中文摘要 虽然代币级熵在仅文本可验证奖励强化学习（RLVR）中通常被认为对学分分配有效，但该机制在视觉推理中是否仍然成立尚不清楚。我们的对控研究表明，由于缺少具有自然低熵的视觉敏感标记，这一机制在视觉推理中会崩溃。尽管现有的多模态强化学习方法越来越重视视觉感知的重要性，但它们难以满足将精确感知基础与语义推理交织的固有需求，要么缺乏系统性的视觉测量，要么忽视了符号熵主要驱动语义探索。为此，我们引入了VEPO（策略优化中的视觉-熵代币选择），这是一个有效的强化学习框架，通过原则乘法耦合明确整合视觉敏感性与代币熵，其中VEPO将梯度信用转向既直观且信息丰富的代币。大量实验显示VEPO表现领先，在7B尺度显著优于仅熵基线2.28个百分点，3B尺度高3.15个百分点。消融进一步证明了我们方法的合理性。

Preference-Calibrated Human-in-the-Loop Reinforcement Learning for Robotic Manipulation

偏好校准的机器人操作人机循环强化学习

Authors: Zeyi Liu, Guangyao Liu, Yinuo Qu, Yuquan Xue, Bofang Jia, Chunhua Yang, Weihua Gui, Keke Huang, Ziwei Wang
Subjects: Subjects: Robotics (cs.RO)
Arxiv link: https://arxiv.org/abs/2606.03949
Pdf link: https://arxiv.org/pdf/2606.03949
Abstract Human-in-the-loop reinforcement learning (HIL-RL) improves sample efficiency in real-robot manipulation through online human intervention. However, successful trajectories may include suboptimal actions that deviate from the desired task-execution path and force human intervention. Existing HIL-RL methods typically apply the consistent credit assignment principle to all transitions, uniformly propagating discounted terminal rewards through suboptimal segments, ignoring the actual contribution of each transition to task success. This overestimates Q-values for critic learning and indirectly misguides actor updates toward suboptimal behavior patterns. To this end, we propose PACT, a Preference-calibrated Actor-Critic Training framework that leverages the implicit preference signals induced by intervention to perform credit reassignment on identified suboptimal segments while directly guiding policy training for unbiased critic-actor learning. Specifically, we first design a progress model that learns from human demonstration and identifies suboptimal segments for credit correction. Then, from the human action and resampled policy action at the intervention state, we build preference pairs to define a counterfactual advantage that penalizes Bellman targets of the identified suboptimal segment, enabling directional credit calibration. Moreover, we directly align the policy with human corrective actions in the bounded mean space, providing an additional signal beyond critic-guided updates. Across five real-robot manipulation tasks, PACT improves the average success rate by 24.5% and achieves 1.3 times faster convergence, thereby improving both RL sample efficiency and performance. Code is available at this https URL.
中文摘要 人工在环中强化学习（HIL-RL）通过在线人类干预提升了真实机器人操作中的样本效率。然而，成功的轨迹可能包含偏离期望任务执行路径的次优行为，迫使人类干预。现有的HIL-RL方法通常将一致的信用分配原则应用于所有转换，均匀地将折现后的终端奖励通过次优分段传播，忽略每个转换对任务成功的实际贡献。这高估了批判者学习的Q值，间接地误导了演员更新，使行为模式变得次优。为此，我们提出了PACT，这是一个偏好校准的行为者-批评者培训框架，利用干预引发的隐性偏好信号，对识别出的次优片段进行信用重新分配，同时直接指导政策培训以实现无偏的批评者-行为者学习。具体来说，我们首先设计了一个进展模型，从人工演示中学习，并识别信用修正的次优部分。然后，从干预状态的人工行为和重抽样的政策行动中，我们构建偏好对，定义一种反事实优势，惩罚已识别出的次优部分的贝尔曼目标，从而实现方向性信用校准。此外，我们直接将政策与有界均空间内的人为纠正措施对齐，提供了超越批评者引导更新的额外信号。在五个真实机器人操作任务中，PACT将平均成功率提高了24.5%，收敛速度提升了1.3倍，从而提升了强化学习的样本效率和性能。代码可在此 https URL 访问。

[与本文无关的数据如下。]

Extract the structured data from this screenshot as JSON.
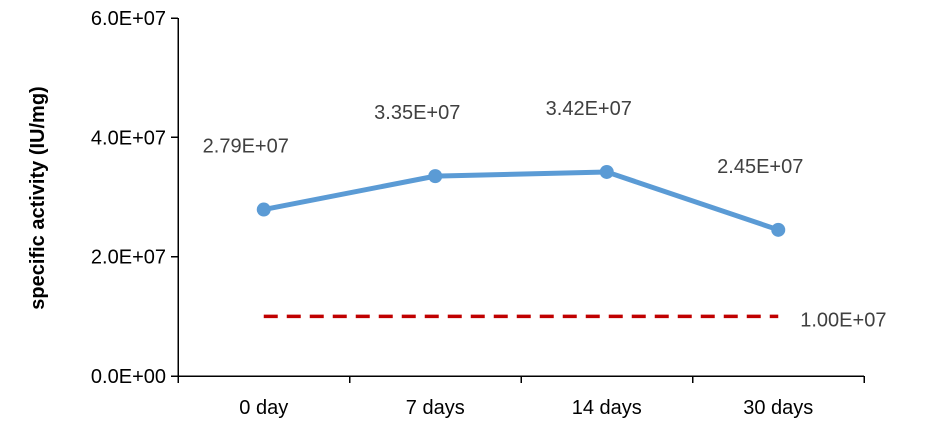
{
  "chart_data": {
    "type": "line",
    "categories": [
      "0 day",
      "7 days",
      "14 days",
      "30 days"
    ],
    "series": [
      {
        "values": [
          27900000,
          33500000,
          34200000,
          24500000
        ],
        "color": "#5B9BD5",
        "data_labels": [
          "2.79E+07",
          "3.35E+07",
          "3.42E+07",
          "2.45E+07"
        ]
      }
    ],
    "reference_line": {
      "value": 10000000,
      "label": "1.00E+07",
      "style": "dashed",
      "color": "#C00000"
    },
    "title": "",
    "xlabel": "",
    "ylabel": "specific activity (IU/mg)",
    "ylim": [
      0,
      60000000
    ],
    "y_ticks": [
      0,
      20000000,
      40000000,
      60000000
    ],
    "y_tick_labels": [
      "0.0E+00",
      "2.0E+07",
      "4.0E+07",
      "6.0E+07"
    ],
    "grid": false,
    "legend": "none"
  }
}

Using Reward Uncertainty to Induce Diverse Behaviour in Reinforcement Learning

利用奖励不确定性诱导强化学习中的多样化行为

Authors: Anthony GX-Chen, Ankit Anand, Gheorghe Comanici, Zaheer Abbas, Eser Aygün, David Smalling, Shibl Mourad, Doina Precup, André Barreto, Mark Rowland
Subjects: Subjects: Machine Learning (cs.LG); Artificial Intelligence (cs.AI)
Arxiv link: https://arxiv.org/abs/2606.03962
Pdf link: https://arxiv.org/pdf/2606.03962
Abstract Classical reinforcement learning (RL) typically seeks a deterministic policy that maximizes the expected sum of a scalar reward. Yet, modern applications such as language model fine-tuning or scientific discovery demand diversity. Existing remedies such as entropy regularization or diversity bonuses often require fragile trade-offs that sacrifice performance for stochasticity or rely on heuristic metrics that can misalign policy rankings. We argue that diversity is more naturally understood as the rational response to uncertainty in the reward. When the reward function is not perfectly known--as is the case with ambiguous preferences or imperfect reward models--committing to a single action can be sub-optimal. Building on this, we propose a fundamental reformulation of the RL objective by replacing the scalar reward with a distribution over reward functions, and applying a non-linear objective over sets of actions. The result is a framework in which calibrated behavioural diversity emerges naturally, remains controllable through the reward function distribution, and is obtained without sacrificing expected reward. Focusing on the contextual bandit setting, we derive a principled gradient estimator for this objective and prove that our formulation naturally generalizes both vanilla policy gradient and more recently developed action-set approaches. Our empirical results demonstrate that this framework offers a robust and theoretically grounded alternative for complex RL tasks where the traditional formulation of the problem fails to induce the desired breadth of agent behaviour.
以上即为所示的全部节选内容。